The revised plan India has been asked to present must aim at an accelerated phase-out of ODS and time-bound projects should reflect this. India was also asked to conduct a detailed survey of the small and informal sector, which accounts for two-thirds of the production of these substances.
Though India's programme was discussed at the meeting, several other countries' plans were approved without discussion. Donor countries felt India was trying to make use of the maximum amount available within the protocol. According to a delegate, the North's concern was that India had broadened its interpretation of what could be funded and this could set a precedent.
According to a senior UN official, Northern countries are keen to reduce the funding to $1 billion -- the amount proposed by the UN Development Programme. This may prove a burden for India, as it will have to finance the rest of the project.

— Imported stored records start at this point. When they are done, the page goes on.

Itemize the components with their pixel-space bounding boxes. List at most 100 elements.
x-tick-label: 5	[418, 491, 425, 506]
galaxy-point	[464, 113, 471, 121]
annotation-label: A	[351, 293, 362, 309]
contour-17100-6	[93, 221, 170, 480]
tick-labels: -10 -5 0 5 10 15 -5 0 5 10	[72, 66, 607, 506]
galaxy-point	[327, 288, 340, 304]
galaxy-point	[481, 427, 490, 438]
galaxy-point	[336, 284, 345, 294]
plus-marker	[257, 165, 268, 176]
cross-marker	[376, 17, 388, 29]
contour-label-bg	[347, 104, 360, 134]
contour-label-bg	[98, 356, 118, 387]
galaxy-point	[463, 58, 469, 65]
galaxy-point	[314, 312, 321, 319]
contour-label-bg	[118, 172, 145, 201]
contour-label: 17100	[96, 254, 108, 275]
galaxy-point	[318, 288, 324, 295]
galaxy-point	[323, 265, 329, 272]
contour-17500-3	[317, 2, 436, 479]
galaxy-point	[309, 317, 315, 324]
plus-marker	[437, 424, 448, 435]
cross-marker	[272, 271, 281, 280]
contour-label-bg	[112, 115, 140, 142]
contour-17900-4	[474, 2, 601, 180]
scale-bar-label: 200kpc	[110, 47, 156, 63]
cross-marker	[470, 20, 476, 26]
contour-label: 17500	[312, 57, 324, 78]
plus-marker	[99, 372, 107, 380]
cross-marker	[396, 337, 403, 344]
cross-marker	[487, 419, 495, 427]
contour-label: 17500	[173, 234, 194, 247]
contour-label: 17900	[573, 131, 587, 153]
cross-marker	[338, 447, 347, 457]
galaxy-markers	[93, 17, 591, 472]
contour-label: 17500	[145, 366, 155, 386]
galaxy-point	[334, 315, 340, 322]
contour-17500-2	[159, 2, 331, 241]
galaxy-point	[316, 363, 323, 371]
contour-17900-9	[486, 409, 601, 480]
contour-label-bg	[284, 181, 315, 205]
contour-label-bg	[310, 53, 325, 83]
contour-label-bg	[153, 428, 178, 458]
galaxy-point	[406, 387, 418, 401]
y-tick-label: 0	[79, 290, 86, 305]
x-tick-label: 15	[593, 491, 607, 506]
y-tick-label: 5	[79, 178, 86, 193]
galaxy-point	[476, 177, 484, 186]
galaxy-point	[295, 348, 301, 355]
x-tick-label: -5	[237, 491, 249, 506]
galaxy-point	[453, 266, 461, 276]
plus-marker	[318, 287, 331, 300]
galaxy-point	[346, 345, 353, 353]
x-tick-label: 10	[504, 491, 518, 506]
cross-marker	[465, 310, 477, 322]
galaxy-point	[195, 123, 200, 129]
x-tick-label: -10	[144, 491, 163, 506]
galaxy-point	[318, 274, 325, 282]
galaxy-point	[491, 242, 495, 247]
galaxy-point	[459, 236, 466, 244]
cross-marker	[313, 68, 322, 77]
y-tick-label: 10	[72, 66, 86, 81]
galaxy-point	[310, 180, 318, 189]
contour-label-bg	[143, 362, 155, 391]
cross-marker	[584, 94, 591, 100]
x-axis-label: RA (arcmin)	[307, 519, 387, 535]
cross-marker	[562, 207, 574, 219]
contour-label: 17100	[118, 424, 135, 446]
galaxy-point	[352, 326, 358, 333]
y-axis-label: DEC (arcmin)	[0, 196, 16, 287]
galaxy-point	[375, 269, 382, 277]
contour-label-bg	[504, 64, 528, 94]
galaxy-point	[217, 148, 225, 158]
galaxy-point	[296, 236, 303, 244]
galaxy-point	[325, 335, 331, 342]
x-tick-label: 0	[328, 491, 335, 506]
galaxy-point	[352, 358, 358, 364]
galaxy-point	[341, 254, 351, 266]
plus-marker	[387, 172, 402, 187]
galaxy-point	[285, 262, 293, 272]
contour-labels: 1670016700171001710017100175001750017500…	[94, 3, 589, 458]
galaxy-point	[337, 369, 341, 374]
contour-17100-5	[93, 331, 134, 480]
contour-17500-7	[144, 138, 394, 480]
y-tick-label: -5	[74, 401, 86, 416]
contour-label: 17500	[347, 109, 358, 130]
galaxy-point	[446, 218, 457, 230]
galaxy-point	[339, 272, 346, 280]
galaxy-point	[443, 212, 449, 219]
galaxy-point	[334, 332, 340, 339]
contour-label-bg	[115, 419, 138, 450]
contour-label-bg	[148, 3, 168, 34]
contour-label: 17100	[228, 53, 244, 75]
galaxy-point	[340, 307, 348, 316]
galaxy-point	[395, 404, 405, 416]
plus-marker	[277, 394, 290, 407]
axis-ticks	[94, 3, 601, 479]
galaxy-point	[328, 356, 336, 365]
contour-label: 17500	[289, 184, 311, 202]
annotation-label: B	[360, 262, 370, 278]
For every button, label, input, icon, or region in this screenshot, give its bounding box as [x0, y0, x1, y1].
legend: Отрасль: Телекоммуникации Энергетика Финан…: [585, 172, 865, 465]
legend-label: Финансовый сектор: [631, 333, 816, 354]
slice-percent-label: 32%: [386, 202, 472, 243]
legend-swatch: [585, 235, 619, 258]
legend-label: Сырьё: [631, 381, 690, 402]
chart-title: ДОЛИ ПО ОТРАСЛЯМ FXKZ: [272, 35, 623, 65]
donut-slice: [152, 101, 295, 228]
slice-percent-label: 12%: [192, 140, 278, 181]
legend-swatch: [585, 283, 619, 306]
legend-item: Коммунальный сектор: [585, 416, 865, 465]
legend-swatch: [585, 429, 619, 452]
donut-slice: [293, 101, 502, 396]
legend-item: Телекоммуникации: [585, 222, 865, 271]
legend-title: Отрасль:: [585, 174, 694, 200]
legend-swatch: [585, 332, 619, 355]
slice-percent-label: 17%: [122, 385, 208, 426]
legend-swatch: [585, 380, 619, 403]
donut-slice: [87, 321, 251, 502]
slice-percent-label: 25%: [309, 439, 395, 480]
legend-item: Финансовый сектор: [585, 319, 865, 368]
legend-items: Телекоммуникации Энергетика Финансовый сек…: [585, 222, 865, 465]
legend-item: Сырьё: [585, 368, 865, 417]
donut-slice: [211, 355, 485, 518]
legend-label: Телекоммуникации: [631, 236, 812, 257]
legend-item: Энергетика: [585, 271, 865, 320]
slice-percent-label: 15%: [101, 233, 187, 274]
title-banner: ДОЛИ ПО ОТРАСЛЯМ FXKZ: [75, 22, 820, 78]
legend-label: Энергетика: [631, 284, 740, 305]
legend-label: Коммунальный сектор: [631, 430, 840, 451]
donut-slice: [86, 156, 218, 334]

Omar E El-Arini, head of the Fund's secretariat, criticised India for "dual charging" the fund. He said India is asking for money to phase-out the production of one type of ODS while increasing the production of another, thus raising the net amount receivable from the Fund as "incremental costs".
India was also discouraged from asking for money to develop its research capabilities. One of its research projects was deferred for further evaluation and for two others involving the transfer of technology from the West, India was granted only 25 per cent of the projected cost.
"The developed nations are cheating the South," said the representative of the Centre for Science and Environment (CSE). The major companies producing ODS are also the ones developing alternatives. As the Fund subtly ensures that its money is used only to buy technologies -- and not develop new ones -- developed countries manage to monopolise the market, the representative added.
Vinay Shankar, additional secretary in India's ministry of environment and forests, said he was concerned about donor countries using their power to limit agreements made to replace ODS. This was even though India's per capita consumption of these substances is only about 1.12 per cent of that of USA and Europe.
The CSE representative said the worst fears of developing countries have come true because they accepted the flawed protocol within the aid/charity framework. "Now poorer countries are being forced to take on the financial and administrative burden of the technological shift required because of the past mistakes of the developed nations," he added.